In discussion with FB over at Fabulously Broke in the City, I realized there’s a story I haven’t told you guys about my idiotic financial days. It’s a story I see repeated many times with people new to finance, and it really comes down to not having the financial education to know any better.
Just to make sure we’re all on the same page, hot checks refer to checks written and then returned for insufficient funds, or those that are paid by the bank, but they charge you a fee for it. In reality, anytime you write a check with which there are not funds to cover it, it’s a hot check. So, all you floaters out there, technically, you’re writing hot checks, you just haven’t got caught yet.
Anyway, when I got my first bank account I didn’t have a very good banker. Either that, or she just didn’t care. She opened my account with very little talking, then handed me my stuff and told me I’d get my checks within 7-10 business days. No other explanations on fees or anything. I was expected to read the disclosures and that was that.
7-10 Business Days Later
I get home from work one day to find that I had my checks. Excellent! Yeah, not so much.
Somewhere in my head I got the idea that as long as I had checks, I had money to spend. So, I began writing check after check. Anywhere that took a check, I was writing one. The trouble was, I wasn’t keeping a register or any kind of record of spending. I also wasn’t checking my account for balances because I just didn’t know that I was supposed to.
Imagine my surprise when I go in two weeks later to deposit my payroll check and I get my balance as $350 less what I had deposited. Confused, I asked the teller what was going on. She explained that I had overdrawn my account and whenever I make a deposit, the bank automatically takes funds owed to them out. No one had ever told me this is how it worked, so naturally I was upset. The teller sat me down with the lady who helped me open my account. She explained that I could overdraw my account by writing checks. If I did that, I’d be charged a fee and the funds would come out of my next deposit.
I just didn’t understand. See, the problem was that I still believed I had money. After all, I still had checks. And yes, I was pretty financially ignorant before I got into banking. Some of you may be thinking I’m a total moron, but at this point, I really just didn’t know. I had no clue!

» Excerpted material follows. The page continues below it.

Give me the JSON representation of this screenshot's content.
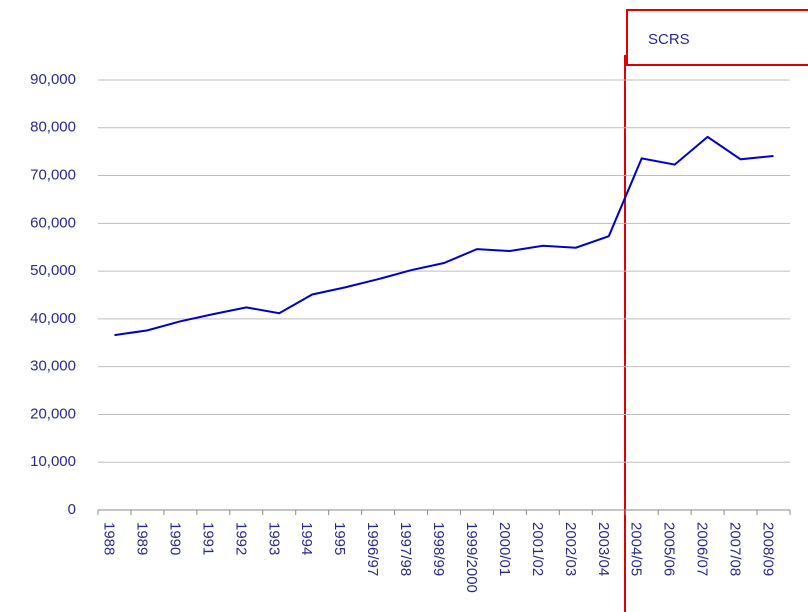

But, back to my story. I left the bank feeling confused and a little irritated with them. I felt like they should have done a better job protecting my money as, in my eyes, this was somehow their fault. I still had money! So, I went home and pulled out the statements. I sat down and looked them over, trying to figure out where the bank made the error so I could go back and demand my $350 back. As I looked over the statement, my eyes went cross-eyed. I literally had no idea what I was looking at.
I went back to my bank and asked them to explain the statement to me. The lady who opened my account said they would be happy to help me balance my statement and register, but that it was $25 an hour with a one hour minimum. Not keen to give them more money, I said forget it and walked out. I continued on my way, writing checks as I needed things. Two weeks later, when I made my deposit, they took $500 out of my check. I was quite beside myself with anger and demanded to speak to the branch manager.
So, we go in and sit down and the manager very calmly asks what’s wrong. I explain that they’ve taken $500 of my money and that I want it back. They took $350 last time, but I was not going to stand for them taking $500. She looked over my account, printed out a statement, and then sat there with me, going over everything line by line. She pointed out each check, then asked if I had written the checks. I said that I had. By the end she tallied up my checks written and then what I had deposited. I had spent $850 more for the month than I had brought in.
I was still confused. I mean, I understood her math and all, but I just couldn’t get around this idea that if I had checks I still had cash. Seeing my confused expression the manager asked what was unclear. I blurted out that I still had checks. She didn’t understand what I meant, so I told her that I was under the impression that if I had checks still in my checkbook, I had cash. Man, she must have thought I was so stupid! But, in reality, I hadn’t been financially educated and they didn’t exactly offer up a lot of information, either.
The manager explained that checks were simply a promissory note, not cash. Just because I had some left over, didn’t mean that I had the money in my account to cover them. She explained the importance of having a check register and writing down what I’ve spent. She spent 10 minutes walking me through how to balance my checkbook (no fee!) and explaining the ins and outs of using checks. By the time I left, I felt much more confident in my understanding of checks.
Need a Fresh Start
Unfortunately, I ended having a several more checks come through after our discussion – all written prior to the discussion. So, when it overdrew my account, I knew it was going to eat most of my check…I think the total that time came to about $425. I decided I needed a fresh start. So, instead of depositing the money, I went to another bank and opened a new account. One day, I get a letter from the old bank informing me that I now owe them $560 and if I didn’t pay soon they would send it over to a collection agency. I didn’t pay, so to collections it went, and there it stayed until a few years ago when I finally got it all paid off.
Fortunately, the experience has taught me a lot about writing checks and what it actually means to hand someone that piece of paper. Unfortunately, it cost me $1400+ to learn it. So, for the ones new to finance, having checks left over in your book DOES NOT mean you have money to spend. A check is your promise to pay someone the agreed upon amount, nothing more. It is not indicative of the amount of money you have, by any means.